Karena emas merupakan logam yang relatif lunak ( sectile ) menjadi satu halangan
untuk digunakan dalam industri. Untuk mengatasi kelemahan ini, emas biasanya
dipadukan dengan logam lain ( alloy ) seperti perak, tembaga, platinum, atau
nikel. Emas putih adalah alloy emas dengan platinum, iridium, nikel, atau zink. Alloy
emas dengan tembaga berwarna merah atau kuning. Alloy emas dengan besi berwarna
hijau, dan alloy emas dengan aluminum berwarna ungu. Bagian emas yang terdapat
dalam campuran diukur dalam karat atau persen. Karat adalah unit sama dengan 1 / 24
bagian dari emas murni dalam alloy. Dengan demikian, emas 24 Karat ( 24K ) adalah
emas murni, sedangkan emas 18 Karat adalah 18 bagian emas murni dan 6 bagian
logam lainnya, jadi emas 18 karat 18/24 berarti emas 75 %.

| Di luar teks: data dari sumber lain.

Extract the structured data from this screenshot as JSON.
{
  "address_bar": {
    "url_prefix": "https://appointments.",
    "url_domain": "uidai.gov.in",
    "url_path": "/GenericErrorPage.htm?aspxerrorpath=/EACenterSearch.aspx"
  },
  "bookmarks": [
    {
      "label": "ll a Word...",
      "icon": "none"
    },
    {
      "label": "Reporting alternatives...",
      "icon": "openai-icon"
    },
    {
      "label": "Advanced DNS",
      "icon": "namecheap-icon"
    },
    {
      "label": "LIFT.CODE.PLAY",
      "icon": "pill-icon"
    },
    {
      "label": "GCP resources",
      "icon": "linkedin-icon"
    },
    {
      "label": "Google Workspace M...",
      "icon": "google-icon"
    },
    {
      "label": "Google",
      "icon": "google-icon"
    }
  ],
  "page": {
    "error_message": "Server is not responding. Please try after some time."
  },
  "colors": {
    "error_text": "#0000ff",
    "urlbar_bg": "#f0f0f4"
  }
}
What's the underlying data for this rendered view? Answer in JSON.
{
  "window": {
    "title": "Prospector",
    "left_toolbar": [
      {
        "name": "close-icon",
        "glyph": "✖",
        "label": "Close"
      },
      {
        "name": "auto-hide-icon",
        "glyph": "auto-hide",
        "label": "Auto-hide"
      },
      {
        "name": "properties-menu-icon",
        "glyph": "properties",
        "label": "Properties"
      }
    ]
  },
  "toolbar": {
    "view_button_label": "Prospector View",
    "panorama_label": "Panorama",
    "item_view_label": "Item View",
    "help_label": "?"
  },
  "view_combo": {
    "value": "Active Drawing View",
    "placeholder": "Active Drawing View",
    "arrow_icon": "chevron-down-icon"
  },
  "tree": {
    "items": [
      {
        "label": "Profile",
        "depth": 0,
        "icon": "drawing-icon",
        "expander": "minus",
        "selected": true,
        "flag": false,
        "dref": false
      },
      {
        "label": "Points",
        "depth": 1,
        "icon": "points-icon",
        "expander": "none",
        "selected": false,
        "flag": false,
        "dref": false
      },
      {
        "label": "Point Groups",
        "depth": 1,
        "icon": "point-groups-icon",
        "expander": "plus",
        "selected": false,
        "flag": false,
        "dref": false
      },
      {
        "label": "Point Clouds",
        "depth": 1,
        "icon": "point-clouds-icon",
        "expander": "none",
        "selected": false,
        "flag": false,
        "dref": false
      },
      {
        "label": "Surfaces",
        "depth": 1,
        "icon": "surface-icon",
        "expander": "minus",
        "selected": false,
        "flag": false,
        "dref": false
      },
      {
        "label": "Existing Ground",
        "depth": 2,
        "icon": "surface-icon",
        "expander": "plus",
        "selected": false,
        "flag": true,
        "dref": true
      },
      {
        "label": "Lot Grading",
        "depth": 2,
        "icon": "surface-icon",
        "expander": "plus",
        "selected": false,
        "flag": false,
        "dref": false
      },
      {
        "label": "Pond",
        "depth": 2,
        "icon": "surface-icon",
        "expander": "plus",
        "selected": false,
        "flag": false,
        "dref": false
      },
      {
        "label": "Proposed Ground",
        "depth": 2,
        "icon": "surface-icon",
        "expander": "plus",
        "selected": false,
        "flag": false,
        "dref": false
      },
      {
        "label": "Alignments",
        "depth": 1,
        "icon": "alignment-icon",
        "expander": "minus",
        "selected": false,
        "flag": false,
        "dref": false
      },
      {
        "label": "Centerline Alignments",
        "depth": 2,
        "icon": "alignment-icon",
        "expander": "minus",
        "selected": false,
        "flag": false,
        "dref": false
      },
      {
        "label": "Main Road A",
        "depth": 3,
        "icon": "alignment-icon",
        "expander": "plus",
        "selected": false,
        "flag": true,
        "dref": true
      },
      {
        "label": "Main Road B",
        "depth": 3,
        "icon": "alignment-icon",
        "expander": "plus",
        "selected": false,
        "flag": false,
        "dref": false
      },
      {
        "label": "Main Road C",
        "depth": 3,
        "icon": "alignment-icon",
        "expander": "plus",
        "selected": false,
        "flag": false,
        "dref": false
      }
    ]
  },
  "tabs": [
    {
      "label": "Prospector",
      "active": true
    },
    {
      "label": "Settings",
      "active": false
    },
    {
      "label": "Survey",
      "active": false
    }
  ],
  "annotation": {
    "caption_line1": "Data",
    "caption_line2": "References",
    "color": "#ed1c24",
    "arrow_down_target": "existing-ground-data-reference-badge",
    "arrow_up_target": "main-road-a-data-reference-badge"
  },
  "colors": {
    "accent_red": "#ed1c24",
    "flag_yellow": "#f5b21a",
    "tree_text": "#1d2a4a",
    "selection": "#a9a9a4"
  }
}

Sejarah Pertambangan Emas Di Indonesia


Pada awalnya Belanda datang di bumi Nusantara karena tertarik akan rempah-rempah
khas seperti lada dan pala yang melimpah di negri ini. Dan kemudian Belanda juga
mengeksploitasi kesuburan tanah Nusantara dengan membuka perkebunan aneka
komoditas dengan menerapkan sistem tanam paksa yang sangat menyengsarakan
penduduk pribumi. Selain itu Belanda juga melirik kekayaan mineral khususnya emas.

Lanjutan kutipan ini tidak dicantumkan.